Et cela vaut pour le médicament ?
Précisément, sur le médicament, les catégories professionnelles concernées sont multiples, et leurs intérêts divergent souvent.
Ainsi passe-t-on sa vie entière à dire et à écrire, références à l’appui, que la prescription en DCI est nécessaire pour simplifier et mieux comprendre la thérapeutique. Ou à faire remarquer que les prix linéaires, c’est-à-dire croissant avec la dose, sont un encouragement aux dépenses et une complication supplémentaire de la prescription. Ou que chaque médecin n’a besoin de connaitre que dix médicaments antihypertenseurs (là où il y a plus de cent noms offerts et promus) mais a le droit de faire son propre choix des dix qu’il connait bien et s’habitue à manier, parmi deux cents autres qu’il ou elle ne pourra jamais mémoriser et connaitre, même avec Internet...

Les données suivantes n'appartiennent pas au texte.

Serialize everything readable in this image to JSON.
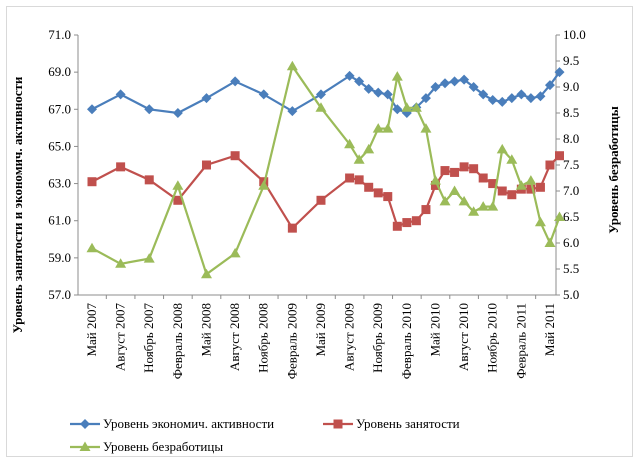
{
  "chart_data": {
    "type": "line",
    "x_tick_labels": [
      "Май 2007",
      "Август 2007",
      "Ноябрь 2007",
      "Февраль 2008",
      "Май 2008",
      "Август 2008",
      "Ноябрь 2008",
      "Февраль 2009",
      "Май 2009",
      "Август 2009",
      "Ноябрь 2009",
      "Февраль 2010",
      "Май 2010",
      "Август 2010",
      "Ноябрь 2010",
      "Февраль 2011",
      "Май 2011"
    ],
    "y_left_label": "Уровень занятости и экономич. активности",
    "y_right_label": "Уровень безработицы",
    "y_left_range": [
      57.0,
      71.0
    ],
    "y_left_ticks": [
      "57.0",
      "59.0",
      "61.0",
      "63.0",
      "65.0",
      "67.0",
      "69.0",
      "71.0"
    ],
    "y_right_range": [
      5.0,
      10.0
    ],
    "y_right_ticks": [
      "5.0",
      "5.5",
      "6.0",
      "6.5",
      "7.0",
      "7.5",
      "8.0",
      "8.5",
      "9.0",
      "9.5",
      "10.0"
    ],
    "grid": false,
    "legend_position": "bottom",
    "series": [
      {
        "name": "Уровень экономич. активности",
        "axis": "left",
        "color": "#4a7ebb",
        "marker": "diamond",
        "x": [
          0,
          1,
          2,
          3,
          4,
          5,
          6,
          7,
          8,
          9,
          9.333,
          9.667,
          10,
          10.333,
          10.667,
          11,
          11.333,
          11.667,
          12,
          12.333,
          12.667,
          13,
          13.333,
          13.667,
          14,
          14.333,
          14.667,
          15,
          15.333,
          15.667,
          16,
          16.333
        ],
        "values": [
          67.0,
          67.8,
          67.0,
          66.8,
          67.6,
          68.5,
          67.8,
          66.9,
          67.8,
          68.8,
          68.5,
          68.1,
          67.9,
          67.8,
          67.0,
          66.8,
          67.1,
          67.6,
          68.2,
          68.4,
          68.5,
          68.6,
          68.2,
          67.8,
          67.5,
          67.4,
          67.6,
          67.8,
          67.6,
          67.7,
          68.3,
          69.0
        ]
      },
      {
        "name": "Уровень занятости",
        "axis": "left",
        "color": "#c0504d",
        "marker": "square",
        "x": [
          0,
          1,
          2,
          3,
          4,
          5,
          6,
          7,
          8,
          9,
          9.333,
          9.667,
          10,
          10.333,
          10.667,
          11,
          11.333,
          11.667,
          12,
          12.333,
          12.667,
          13,
          13.333,
          13.667,
          14,
          14.333,
          14.667,
          15,
          15.333,
          15.667,
          16,
          16.333
        ],
        "values": [
          63.1,
          63.9,
          63.2,
          62.1,
          64.0,
          64.5,
          63.1,
          60.6,
          62.1,
          63.3,
          63.2,
          62.8,
          62.5,
          62.3,
          60.7,
          60.9,
          61.0,
          61.6,
          62.9,
          63.7,
          63.6,
          63.9,
          63.8,
          63.3,
          63.0,
          62.6,
          62.4,
          62.7,
          62.7,
          62.8,
          64.0,
          64.5
        ]
      },
      {
        "name": "Уровень безработицы",
        "axis": "right",
        "color": "#9bbb59",
        "marker": "triangle",
        "x": [
          0,
          1,
          2,
          3,
          4,
          5,
          6,
          7,
          8,
          9,
          9.333,
          9.667,
          10,
          10.333,
          10.667,
          11,
          11.333,
          11.667,
          12,
          12.333,
          12.667,
          13,
          13.333,
          13.667,
          14,
          14.333,
          14.667,
          15,
          15.333,
          15.667,
          16,
          16.333
        ],
        "values": [
          5.9,
          5.6,
          5.7,
          7.1,
          5.4,
          5.8,
          7.1,
          9.4,
          8.6,
          7.9,
          7.6,
          7.8,
          8.2,
          8.2,
          9.2,
          8.6,
          8.6,
          8.2,
          7.2,
          6.8,
          7.0,
          6.8,
          6.6,
          6.7,
          6.7,
          7.8,
          7.6,
          7.1,
          7.2,
          6.4,
          6.0,
          6.5
        ]
      }
    ]
  }
}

La CNAM se trompe-t-elle d’analyse sur le médicament ?
L’ouverture du livre des comptes est un progrès dans le partage des informations pour piloter le système et l’améliorer.
L’indispensable mise en parallèle des gains de santé obtenus est beaucoup plus complexe à exprimer, d’autant plus que la focalisation sur le médicament est une analyse réductionniste du problème des dépenses de santé. Il y a eu des progrès thérapeutiques majeurs sur les antiviraux et les anti-inflammatoires : la règle du jeu est de rentabiliser ces progrès pour encourager ceux qui réussissent une recherche originale, et, si les circonstances sont favorables, que les gains soient réinvestis dans la recherche.
L’apparition des génériques comme l’atorvastatine, diminue massivement les coûts, mais moins que dans les autres pays, pour deux raisons. La réaction des prescripteurs s’ils manifestent une préférence systématique et difficile à comprendre pour les produits princeps les plus récents, et surtout les prix qu’on donne. Aux génériques. Les règles de sécurité ne doivent pas être transgressées pour diminuer les coûts, sans que la précaution ne devienne un obstacle à l’innovation : un travail d’équilibriste...
*Cardiologue de formation, ancien Directeur général de la Santé, le Pr Joël Ménard est Professeur émérite de Santé Publique, à la faculté de médecine Paris-Descartes.